Voyage, Voyage chantait Désireless, il y a quelques années :

 

Au-dessus des vieux volcans

Glissent des ailes sous le tapis du vent

De nuages en marécages

De vent d’Espagne en pluie d’Equateur

Plus loin que la nuit et le jour, voyage, voyage

Dans l’espace inouï de l’amour

Sur l’eau sacrée d’un fleuve indien

Sur le Gange ou l’Amazone

Sur les dunes du Sahara

Plus loin que la nuit et le jour et jamais ne reviens

 

Et voilà que déferlent les longues colonnes processionnaires de véhicules, de caravanes, de camping-cars qui s’accumulent dans des aires, dans des péages...comme libérés du carcan quotidien dont le seul souci est d’atteindre, au plus vite, l’objectif fixé... pour s’entasser sur des plages « reposantes », ou autres lieux, restaurants, musées, parcs d’attractions, grottes préhistoriques... au point de parler, aujourd’hui, de la nécessité de maîtriser le flot qui déferle, de le canaliser.

Tel n’était pas le cas, il y a un certain nombre d’années, où l’envie me prit de partir sur les routes de France, de vagabonder ici et là, de prendre mon temps, de jouir de la nature, des paysages, de serpenter, de repartir, une fois reposé, sans se presser. Le caravaning commençait à séduire bon nombre de vacanciers et m’apparut comme le bon choix en l’occurrence.

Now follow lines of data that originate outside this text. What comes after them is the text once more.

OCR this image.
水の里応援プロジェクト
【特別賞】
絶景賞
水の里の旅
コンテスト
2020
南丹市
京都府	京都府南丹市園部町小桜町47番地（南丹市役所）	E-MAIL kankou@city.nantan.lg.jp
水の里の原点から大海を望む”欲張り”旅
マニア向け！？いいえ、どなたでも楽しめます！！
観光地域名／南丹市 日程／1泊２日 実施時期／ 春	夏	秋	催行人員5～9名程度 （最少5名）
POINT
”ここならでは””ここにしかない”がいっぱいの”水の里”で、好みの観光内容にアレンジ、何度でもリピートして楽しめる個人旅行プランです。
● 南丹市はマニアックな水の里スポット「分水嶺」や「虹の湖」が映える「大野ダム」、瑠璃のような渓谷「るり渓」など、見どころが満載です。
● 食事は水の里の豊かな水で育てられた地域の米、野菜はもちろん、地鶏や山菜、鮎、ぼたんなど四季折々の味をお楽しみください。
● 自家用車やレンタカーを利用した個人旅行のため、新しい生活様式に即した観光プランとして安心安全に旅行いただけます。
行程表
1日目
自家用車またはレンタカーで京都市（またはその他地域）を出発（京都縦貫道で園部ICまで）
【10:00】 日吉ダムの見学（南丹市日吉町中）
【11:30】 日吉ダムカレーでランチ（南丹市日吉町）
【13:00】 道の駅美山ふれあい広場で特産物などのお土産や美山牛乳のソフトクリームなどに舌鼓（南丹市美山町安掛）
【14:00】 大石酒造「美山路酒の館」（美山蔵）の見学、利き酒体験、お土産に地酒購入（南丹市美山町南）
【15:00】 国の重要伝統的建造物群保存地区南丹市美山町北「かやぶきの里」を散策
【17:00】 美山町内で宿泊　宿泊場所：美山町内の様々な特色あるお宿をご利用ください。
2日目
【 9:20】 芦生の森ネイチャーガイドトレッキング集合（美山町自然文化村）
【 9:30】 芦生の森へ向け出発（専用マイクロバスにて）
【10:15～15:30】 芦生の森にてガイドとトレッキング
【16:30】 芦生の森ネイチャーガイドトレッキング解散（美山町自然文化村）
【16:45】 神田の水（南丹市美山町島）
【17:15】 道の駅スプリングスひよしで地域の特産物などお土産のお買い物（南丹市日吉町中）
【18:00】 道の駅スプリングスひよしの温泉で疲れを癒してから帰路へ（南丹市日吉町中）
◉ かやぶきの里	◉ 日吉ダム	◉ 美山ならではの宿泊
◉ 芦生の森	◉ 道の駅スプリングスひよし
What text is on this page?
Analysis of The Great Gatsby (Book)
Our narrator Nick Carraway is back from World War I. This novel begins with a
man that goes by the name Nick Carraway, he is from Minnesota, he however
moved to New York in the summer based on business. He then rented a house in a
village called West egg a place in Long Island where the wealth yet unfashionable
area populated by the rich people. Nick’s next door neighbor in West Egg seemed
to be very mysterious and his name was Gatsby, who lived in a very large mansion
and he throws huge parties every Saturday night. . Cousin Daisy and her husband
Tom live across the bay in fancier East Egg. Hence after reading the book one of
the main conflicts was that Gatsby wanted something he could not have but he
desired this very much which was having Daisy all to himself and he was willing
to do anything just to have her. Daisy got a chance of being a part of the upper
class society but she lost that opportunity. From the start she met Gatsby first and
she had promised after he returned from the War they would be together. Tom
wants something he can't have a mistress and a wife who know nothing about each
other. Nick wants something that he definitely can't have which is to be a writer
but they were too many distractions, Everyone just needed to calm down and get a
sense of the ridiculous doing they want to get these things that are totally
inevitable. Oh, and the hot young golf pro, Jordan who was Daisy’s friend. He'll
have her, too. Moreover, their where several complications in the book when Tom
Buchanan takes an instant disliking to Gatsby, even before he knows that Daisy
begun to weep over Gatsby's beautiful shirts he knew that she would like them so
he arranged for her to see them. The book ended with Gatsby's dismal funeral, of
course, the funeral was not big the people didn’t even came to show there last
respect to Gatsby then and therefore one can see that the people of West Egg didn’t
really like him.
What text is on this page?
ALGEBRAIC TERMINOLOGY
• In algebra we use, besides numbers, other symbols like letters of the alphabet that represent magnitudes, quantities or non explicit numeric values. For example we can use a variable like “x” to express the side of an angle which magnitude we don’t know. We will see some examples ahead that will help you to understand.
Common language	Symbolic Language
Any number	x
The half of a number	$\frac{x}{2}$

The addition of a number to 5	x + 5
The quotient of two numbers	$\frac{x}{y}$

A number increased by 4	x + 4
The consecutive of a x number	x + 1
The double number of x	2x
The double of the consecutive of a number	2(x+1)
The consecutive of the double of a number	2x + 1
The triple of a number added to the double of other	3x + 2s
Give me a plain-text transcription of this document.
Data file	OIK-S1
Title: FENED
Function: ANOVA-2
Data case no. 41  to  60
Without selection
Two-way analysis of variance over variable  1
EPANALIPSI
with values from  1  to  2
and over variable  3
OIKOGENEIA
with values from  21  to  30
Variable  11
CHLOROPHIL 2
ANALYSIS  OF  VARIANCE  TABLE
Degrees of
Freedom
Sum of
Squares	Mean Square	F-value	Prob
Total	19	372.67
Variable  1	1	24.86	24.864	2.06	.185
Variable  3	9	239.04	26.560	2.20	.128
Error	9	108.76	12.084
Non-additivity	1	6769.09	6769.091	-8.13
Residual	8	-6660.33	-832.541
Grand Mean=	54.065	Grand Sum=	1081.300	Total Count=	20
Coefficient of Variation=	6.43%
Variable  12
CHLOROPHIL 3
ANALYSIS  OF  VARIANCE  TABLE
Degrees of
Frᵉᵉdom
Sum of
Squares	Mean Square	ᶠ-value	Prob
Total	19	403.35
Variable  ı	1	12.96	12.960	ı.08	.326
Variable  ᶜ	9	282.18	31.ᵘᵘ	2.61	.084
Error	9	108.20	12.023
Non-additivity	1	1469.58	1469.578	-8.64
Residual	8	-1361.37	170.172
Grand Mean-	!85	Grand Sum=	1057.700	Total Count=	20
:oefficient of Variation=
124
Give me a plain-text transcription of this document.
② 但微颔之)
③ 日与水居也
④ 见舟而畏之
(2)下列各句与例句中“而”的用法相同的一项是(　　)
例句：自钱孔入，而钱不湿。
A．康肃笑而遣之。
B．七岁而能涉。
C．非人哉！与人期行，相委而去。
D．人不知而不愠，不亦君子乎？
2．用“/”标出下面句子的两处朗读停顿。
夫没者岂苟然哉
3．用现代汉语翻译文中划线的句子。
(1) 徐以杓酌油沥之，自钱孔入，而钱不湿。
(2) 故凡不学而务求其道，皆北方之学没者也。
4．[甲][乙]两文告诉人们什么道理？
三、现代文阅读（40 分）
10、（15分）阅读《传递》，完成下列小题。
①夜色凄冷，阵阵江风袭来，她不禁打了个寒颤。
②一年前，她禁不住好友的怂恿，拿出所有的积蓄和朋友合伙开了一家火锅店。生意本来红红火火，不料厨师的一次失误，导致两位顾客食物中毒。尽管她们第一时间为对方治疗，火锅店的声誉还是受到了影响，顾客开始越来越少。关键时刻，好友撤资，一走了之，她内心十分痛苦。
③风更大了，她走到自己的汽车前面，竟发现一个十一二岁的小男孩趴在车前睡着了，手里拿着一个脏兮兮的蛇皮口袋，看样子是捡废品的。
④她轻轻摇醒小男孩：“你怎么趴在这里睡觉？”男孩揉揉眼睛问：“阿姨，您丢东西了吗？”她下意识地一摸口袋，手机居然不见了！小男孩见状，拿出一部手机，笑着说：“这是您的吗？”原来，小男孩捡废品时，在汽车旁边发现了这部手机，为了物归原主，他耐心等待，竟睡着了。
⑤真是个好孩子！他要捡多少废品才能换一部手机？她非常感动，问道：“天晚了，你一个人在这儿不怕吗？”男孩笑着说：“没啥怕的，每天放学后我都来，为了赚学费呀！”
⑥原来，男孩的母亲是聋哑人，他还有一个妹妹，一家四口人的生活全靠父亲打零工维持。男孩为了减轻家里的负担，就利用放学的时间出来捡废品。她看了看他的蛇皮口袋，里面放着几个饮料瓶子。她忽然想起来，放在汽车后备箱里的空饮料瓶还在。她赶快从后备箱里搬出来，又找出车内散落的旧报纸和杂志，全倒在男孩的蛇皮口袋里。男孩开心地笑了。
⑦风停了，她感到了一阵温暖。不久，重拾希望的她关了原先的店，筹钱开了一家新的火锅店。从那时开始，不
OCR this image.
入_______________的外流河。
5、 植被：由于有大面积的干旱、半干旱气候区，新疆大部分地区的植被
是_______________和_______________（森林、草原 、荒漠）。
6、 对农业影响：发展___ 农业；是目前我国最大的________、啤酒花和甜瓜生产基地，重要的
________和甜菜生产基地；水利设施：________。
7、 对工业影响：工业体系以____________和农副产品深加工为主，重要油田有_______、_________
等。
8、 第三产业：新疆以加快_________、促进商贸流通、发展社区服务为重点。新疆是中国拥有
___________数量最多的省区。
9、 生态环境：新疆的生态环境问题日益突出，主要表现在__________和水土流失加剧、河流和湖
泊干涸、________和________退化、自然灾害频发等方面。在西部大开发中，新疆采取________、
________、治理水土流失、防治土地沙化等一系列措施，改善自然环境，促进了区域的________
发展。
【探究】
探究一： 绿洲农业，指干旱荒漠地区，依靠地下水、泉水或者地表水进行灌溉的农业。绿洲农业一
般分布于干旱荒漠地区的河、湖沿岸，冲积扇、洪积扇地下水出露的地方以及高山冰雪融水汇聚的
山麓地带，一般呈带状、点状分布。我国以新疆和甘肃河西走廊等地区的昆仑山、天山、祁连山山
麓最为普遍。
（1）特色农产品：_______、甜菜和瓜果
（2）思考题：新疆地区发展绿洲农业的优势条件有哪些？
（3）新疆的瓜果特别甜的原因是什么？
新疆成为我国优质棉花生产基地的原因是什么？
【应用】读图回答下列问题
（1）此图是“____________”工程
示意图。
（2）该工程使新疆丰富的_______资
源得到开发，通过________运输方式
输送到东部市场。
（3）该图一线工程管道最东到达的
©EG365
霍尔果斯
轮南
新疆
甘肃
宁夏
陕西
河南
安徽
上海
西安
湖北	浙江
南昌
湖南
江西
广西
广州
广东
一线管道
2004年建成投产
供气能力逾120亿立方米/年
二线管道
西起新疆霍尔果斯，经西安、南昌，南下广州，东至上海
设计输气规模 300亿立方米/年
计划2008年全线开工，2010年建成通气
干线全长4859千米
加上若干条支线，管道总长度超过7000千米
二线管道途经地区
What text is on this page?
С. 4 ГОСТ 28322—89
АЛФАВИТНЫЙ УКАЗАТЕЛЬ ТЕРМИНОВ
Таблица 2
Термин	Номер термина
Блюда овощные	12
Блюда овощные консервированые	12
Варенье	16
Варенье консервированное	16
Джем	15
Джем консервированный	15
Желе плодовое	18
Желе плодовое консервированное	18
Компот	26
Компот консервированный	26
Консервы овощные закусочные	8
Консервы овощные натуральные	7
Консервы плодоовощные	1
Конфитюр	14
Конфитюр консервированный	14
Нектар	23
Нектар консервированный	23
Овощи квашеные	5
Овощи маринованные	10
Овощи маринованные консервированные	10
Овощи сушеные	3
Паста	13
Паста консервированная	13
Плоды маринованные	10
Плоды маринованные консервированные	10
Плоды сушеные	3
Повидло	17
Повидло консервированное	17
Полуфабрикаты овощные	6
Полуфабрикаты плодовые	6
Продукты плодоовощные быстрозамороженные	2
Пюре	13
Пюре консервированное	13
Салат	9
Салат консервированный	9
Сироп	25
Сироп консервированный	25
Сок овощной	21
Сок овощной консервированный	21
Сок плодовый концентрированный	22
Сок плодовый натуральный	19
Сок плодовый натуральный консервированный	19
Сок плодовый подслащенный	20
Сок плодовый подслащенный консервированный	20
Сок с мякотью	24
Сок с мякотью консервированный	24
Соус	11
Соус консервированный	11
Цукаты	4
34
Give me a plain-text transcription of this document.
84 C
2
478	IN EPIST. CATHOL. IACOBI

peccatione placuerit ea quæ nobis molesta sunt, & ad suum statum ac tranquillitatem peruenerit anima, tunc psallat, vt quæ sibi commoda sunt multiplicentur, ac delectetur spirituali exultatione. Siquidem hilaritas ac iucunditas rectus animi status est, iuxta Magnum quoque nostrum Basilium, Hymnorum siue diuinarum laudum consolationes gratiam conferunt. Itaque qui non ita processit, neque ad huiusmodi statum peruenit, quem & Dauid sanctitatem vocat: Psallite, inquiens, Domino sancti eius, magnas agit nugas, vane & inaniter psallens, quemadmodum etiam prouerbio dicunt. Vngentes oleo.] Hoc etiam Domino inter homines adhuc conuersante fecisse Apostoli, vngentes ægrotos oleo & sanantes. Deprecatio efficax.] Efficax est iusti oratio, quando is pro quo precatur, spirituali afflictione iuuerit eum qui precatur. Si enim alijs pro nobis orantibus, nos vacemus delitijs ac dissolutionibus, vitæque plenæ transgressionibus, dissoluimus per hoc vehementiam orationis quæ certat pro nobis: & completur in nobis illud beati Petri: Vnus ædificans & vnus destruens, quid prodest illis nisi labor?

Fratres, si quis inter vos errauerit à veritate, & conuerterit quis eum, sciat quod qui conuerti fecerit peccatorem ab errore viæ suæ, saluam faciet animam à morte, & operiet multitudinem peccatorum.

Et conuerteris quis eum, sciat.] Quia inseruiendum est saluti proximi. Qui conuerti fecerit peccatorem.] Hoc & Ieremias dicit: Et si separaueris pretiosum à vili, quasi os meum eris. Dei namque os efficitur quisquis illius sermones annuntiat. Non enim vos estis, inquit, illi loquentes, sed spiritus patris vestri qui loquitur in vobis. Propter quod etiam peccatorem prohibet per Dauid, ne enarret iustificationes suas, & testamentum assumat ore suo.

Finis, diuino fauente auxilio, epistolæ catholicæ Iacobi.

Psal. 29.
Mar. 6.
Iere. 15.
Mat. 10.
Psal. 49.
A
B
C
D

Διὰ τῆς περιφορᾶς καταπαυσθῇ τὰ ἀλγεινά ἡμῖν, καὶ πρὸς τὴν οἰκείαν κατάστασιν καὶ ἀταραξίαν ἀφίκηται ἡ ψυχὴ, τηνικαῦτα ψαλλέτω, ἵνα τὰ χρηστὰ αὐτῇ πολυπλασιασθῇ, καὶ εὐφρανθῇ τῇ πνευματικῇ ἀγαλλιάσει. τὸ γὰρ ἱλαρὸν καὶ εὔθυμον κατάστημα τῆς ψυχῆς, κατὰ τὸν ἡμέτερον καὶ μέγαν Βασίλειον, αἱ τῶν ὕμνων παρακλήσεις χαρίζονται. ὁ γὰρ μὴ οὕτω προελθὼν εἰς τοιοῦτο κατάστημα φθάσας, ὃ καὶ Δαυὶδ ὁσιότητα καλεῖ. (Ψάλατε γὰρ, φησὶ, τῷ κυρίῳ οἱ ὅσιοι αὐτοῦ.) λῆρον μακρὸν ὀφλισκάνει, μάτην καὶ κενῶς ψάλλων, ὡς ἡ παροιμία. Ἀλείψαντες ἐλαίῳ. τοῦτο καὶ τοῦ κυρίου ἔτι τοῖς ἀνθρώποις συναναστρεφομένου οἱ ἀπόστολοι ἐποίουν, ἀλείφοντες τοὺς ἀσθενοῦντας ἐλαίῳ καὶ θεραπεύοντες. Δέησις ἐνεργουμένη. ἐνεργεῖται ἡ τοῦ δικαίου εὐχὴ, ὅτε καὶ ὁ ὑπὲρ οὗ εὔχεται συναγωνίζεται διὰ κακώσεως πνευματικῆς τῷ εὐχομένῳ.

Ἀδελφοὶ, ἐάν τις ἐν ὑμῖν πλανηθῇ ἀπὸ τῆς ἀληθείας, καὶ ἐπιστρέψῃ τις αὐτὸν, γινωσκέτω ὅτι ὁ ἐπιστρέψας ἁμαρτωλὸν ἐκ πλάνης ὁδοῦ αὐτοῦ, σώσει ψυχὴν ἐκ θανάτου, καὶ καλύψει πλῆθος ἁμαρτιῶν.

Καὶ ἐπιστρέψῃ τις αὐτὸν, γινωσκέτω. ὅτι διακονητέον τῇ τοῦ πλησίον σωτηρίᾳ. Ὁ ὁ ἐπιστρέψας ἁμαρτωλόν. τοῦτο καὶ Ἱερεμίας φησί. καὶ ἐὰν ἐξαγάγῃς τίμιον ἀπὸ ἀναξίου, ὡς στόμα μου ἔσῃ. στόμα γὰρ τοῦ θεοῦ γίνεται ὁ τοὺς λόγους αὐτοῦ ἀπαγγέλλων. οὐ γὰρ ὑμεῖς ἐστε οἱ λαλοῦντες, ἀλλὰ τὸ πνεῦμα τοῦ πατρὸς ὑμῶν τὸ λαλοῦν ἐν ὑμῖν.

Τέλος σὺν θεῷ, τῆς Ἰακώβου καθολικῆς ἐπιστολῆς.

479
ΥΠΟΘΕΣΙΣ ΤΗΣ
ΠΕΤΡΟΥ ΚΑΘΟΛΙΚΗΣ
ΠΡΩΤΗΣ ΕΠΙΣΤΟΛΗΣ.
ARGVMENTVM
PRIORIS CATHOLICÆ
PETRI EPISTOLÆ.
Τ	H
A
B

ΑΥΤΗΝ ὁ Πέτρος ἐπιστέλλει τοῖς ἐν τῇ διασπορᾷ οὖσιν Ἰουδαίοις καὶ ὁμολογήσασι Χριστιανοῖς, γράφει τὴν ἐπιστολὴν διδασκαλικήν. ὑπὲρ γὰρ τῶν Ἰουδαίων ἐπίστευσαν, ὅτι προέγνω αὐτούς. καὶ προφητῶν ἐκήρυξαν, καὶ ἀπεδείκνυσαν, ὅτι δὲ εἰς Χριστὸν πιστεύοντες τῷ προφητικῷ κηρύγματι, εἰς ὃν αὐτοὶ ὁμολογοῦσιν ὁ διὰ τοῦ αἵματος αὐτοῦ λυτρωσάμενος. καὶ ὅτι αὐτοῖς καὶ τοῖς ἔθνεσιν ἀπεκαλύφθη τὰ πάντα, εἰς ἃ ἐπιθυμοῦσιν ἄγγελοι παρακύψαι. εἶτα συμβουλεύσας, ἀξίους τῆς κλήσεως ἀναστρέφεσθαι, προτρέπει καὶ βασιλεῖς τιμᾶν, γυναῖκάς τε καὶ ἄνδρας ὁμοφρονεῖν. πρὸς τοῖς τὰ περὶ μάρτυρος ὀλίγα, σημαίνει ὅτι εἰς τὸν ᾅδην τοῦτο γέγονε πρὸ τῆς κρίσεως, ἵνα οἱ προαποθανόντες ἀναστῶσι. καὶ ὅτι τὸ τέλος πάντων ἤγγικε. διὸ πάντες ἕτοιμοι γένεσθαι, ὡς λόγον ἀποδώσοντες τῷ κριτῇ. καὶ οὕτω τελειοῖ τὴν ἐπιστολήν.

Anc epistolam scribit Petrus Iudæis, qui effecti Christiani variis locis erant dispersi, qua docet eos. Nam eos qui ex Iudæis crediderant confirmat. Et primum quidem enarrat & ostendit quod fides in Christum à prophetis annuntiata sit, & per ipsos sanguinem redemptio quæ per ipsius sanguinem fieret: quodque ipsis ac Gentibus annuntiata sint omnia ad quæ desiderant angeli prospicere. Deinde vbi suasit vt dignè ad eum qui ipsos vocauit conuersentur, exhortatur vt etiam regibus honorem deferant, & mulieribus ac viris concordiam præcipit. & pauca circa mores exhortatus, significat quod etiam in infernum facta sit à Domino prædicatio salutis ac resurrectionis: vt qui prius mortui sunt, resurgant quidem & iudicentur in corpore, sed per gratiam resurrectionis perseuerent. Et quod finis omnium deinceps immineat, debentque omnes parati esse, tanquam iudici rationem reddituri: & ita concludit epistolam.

Alors, nous voilà partis en camping-car avec l’intention de ne pas brûler les étapes, de visiter quand bon nous semble, de nous fixer un objectif à atteindre selon notre bon plaisir.

L’objectif était d’aller vers la Côte d’Azur, non par des voies rapides et chargées mais en nous prélassant le long de charmantes petites routes campagnardes et, ainsi, nous nous retrouvâmes sur ce magnifique plateau de l’Aubrac, plateau volcanique et granitique situé à 1 469 m d’altitude.

 

 

Aubrac 2

 

 

La région nous fascinait par son passé volcanique tumultueux : un volcanisme très ancien de 6 à 0,9 millions d’années, un massif basaltique allongé, des éruptions et des laves parfaitement identifiées, des sommets s’échelonnant entre 1 469 m pour le Signal de Mailhebiau et La Sentinelle 1 269 m. Des paysages boisés de hêtres et des pâturages où domine cette fameuse race bovine de l’Aubrac avec sa robe fauve et qui nous regardait fixement passer ; car, il est vrai qu’à l’époque, commençait tout juste un tourisme rural, les vacanciers préférant les régions côtières bien ensoleillées et chaudes.

 

 

vache

 

                                                           vache de l'Aubrac et son veau

 

Un rude climat hivernal et une saison estivale avec des températures moyennes souvent fraîches ou en soirée mais un territoire riche par sa végétation, sa faune, ses traditions, sa nature variée et ses randonnées. De quoi séduire les amateurs d’un tourisme actif et curieux.

 

 

plateau Aubrac neige

 

 

Mais, cahin-caha, les yeux émerveillés, la petite route que nous suivions nous conduit tout droit à un croisement cruciforme très dégagé. Le soir commençait à tomber ; au loin, dans un champ, un paysan en train de labourer avec son tracteur, aucune voiture à l’horizon.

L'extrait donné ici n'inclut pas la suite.